Fox blieb unten an der Treppe stehen und drehte sich zu der Stimme um. Schwarzes Polohemd, kurze Ärmel, Reißverschluss am Kragen; Rangabzeichen, zwei Lichtbildausweise an Bändern um den Hals. Und dazu ein sonnengebräuntes Gesicht, buschige schwarze Augenbrauen und graumeliertes Haar. Assistant Chief Constable Ben McManus. Instinktiv richtete Fox sich zu seiner vollen Größe auf. In Gartcosh gab es zwei Assistant Chief Constables, und McManus war für das organisierte Verbrechen und die Terrorbekämpfung zuständig. Nicht für alltägliche Schwerstkriminalität – Morde und Ähnliches –, sondern für die Fälle, über die nur leise und andeutungsweise hinter einer Reihe von verschlossenen Türen gesprochen wurde, welche sich nur mit einer der Magnetstreifenkarten öffnen ließen, die McManus jetzt um den Hals baumelten.

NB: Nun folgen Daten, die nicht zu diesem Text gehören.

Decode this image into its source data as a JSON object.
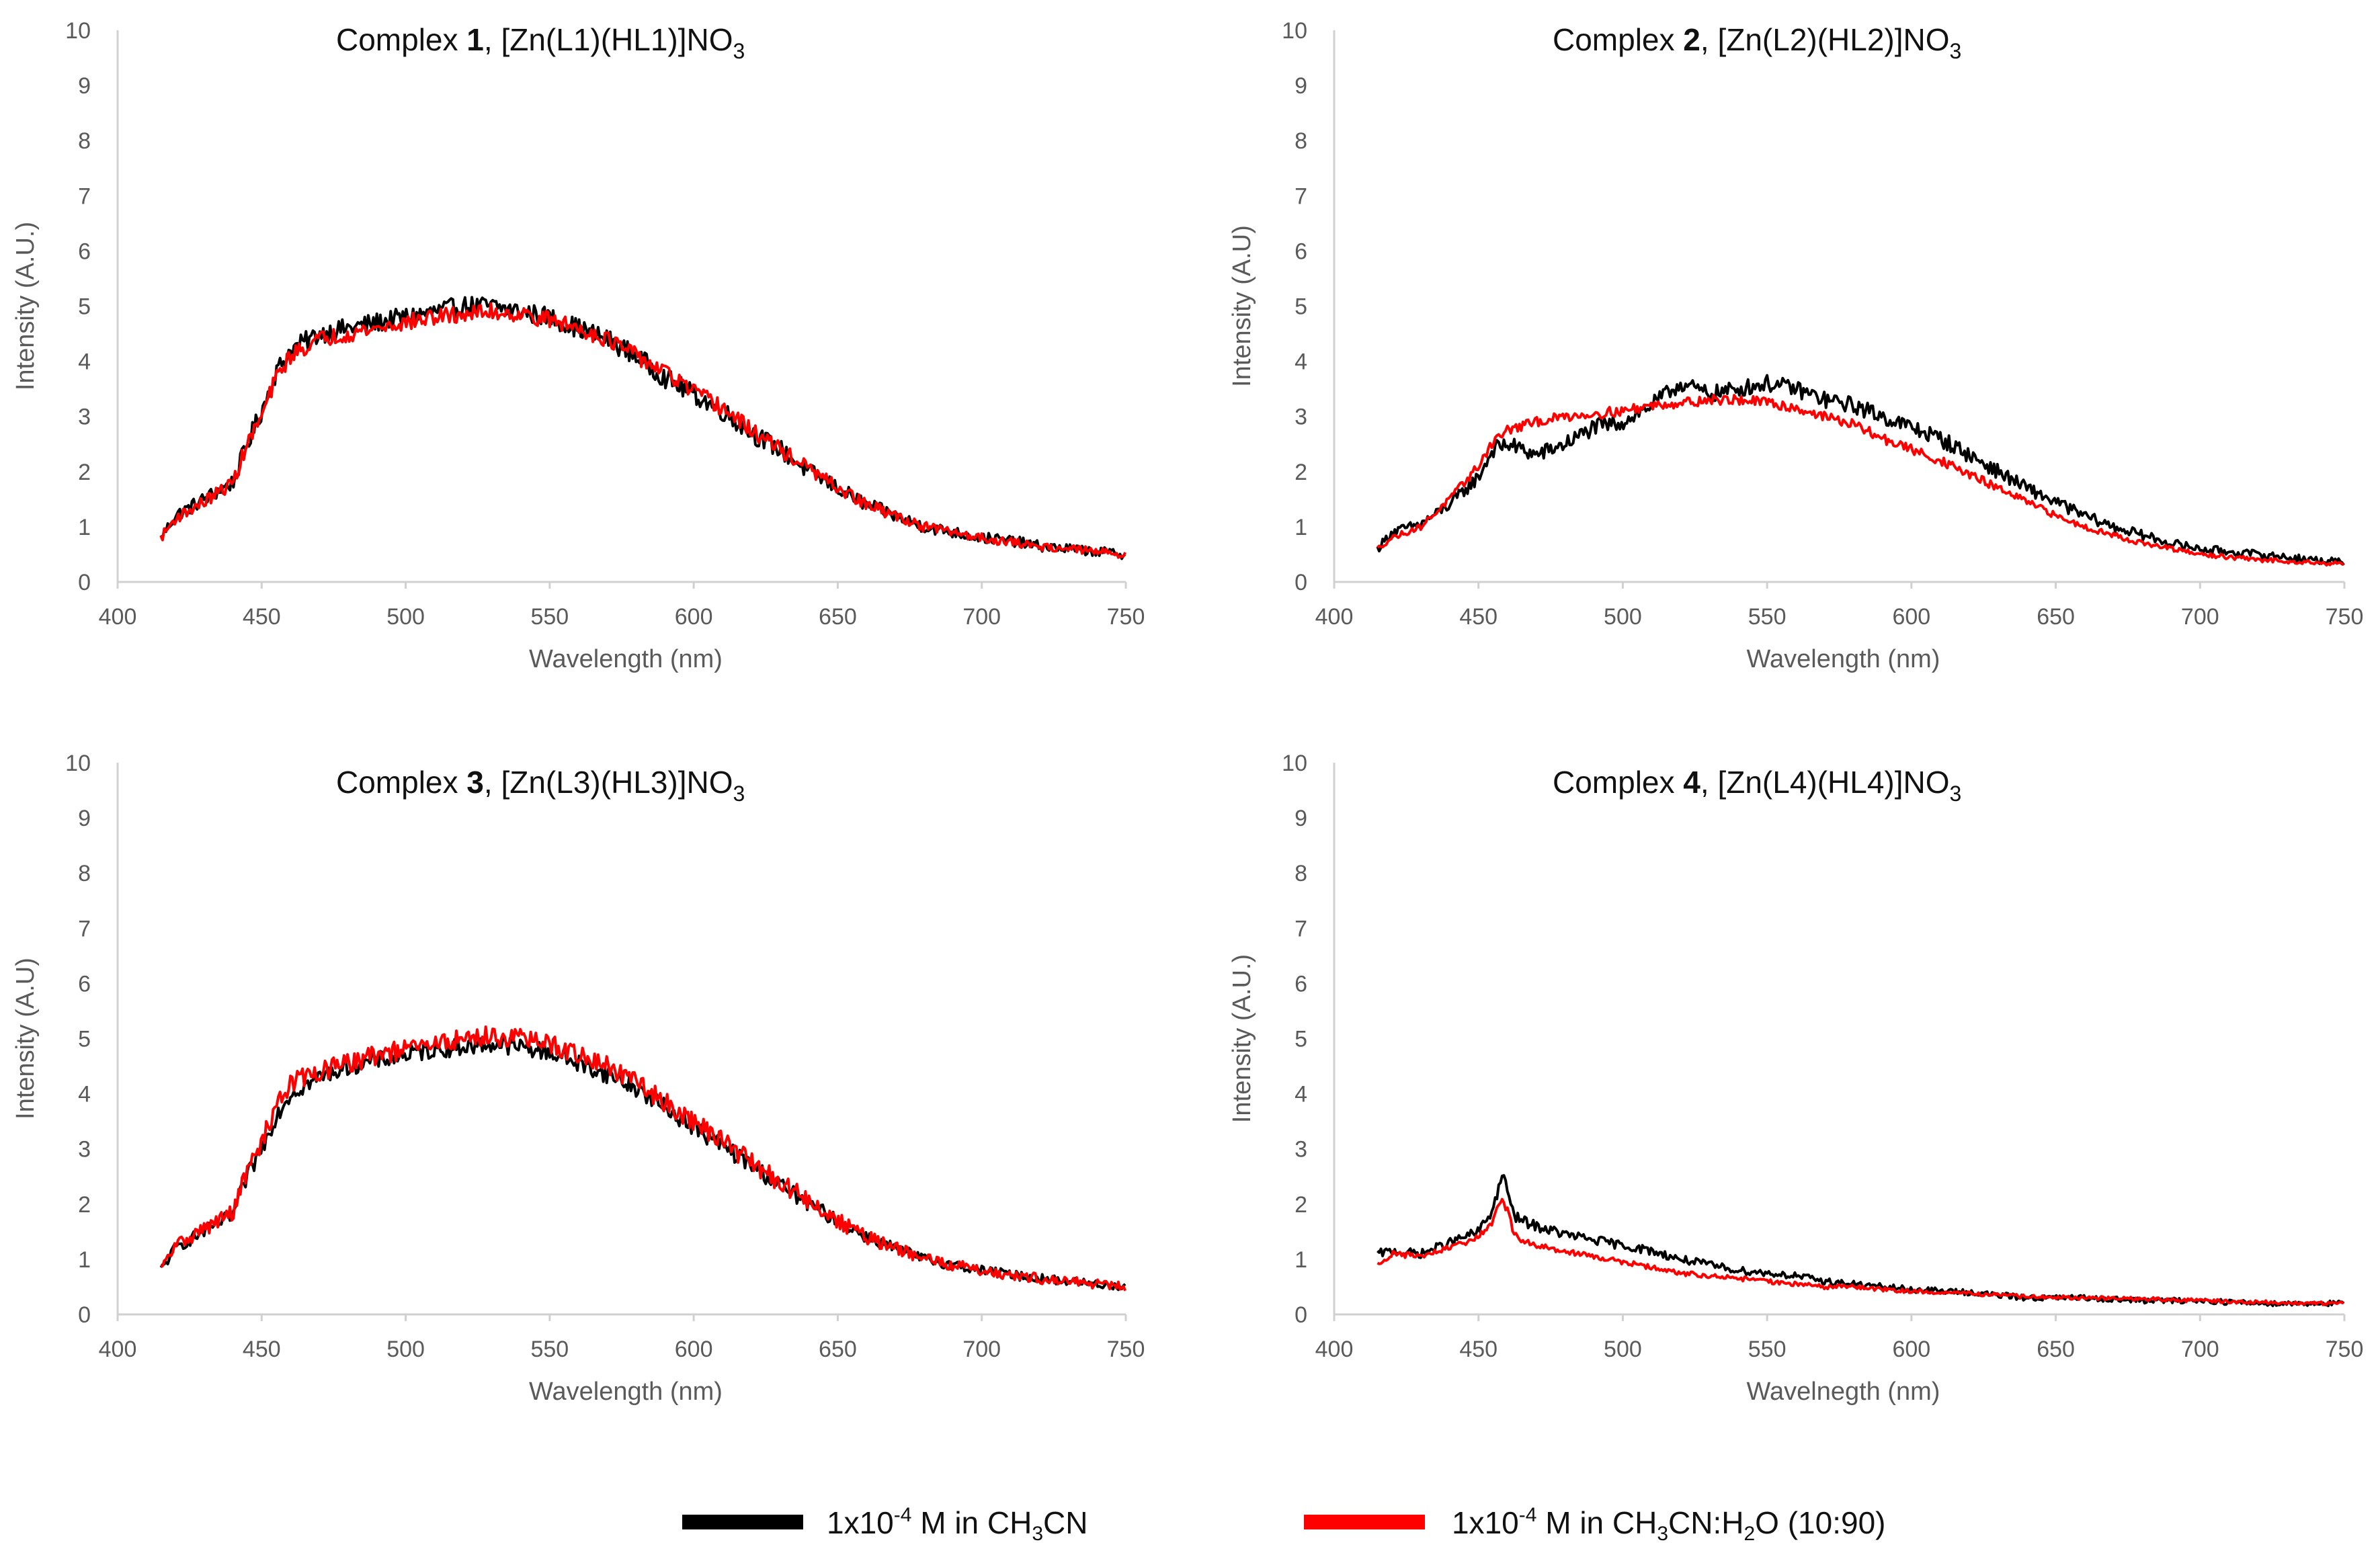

»Ja, Sir?«, fragte Fox. Der Assistant Chief Constable streckte ihm die Hand entgegen, packte die von Fox, als er sie ihm anbot, und legte seine freie Hand auf beide.

»Wir wurden einander noch gar nicht richtig vorgestellt. Ich weiß, Jen hält Sie ganz schön auf Trab …«

Jen war Fox’ Chefin, Assistant Chief Constable Jennifer Lyon.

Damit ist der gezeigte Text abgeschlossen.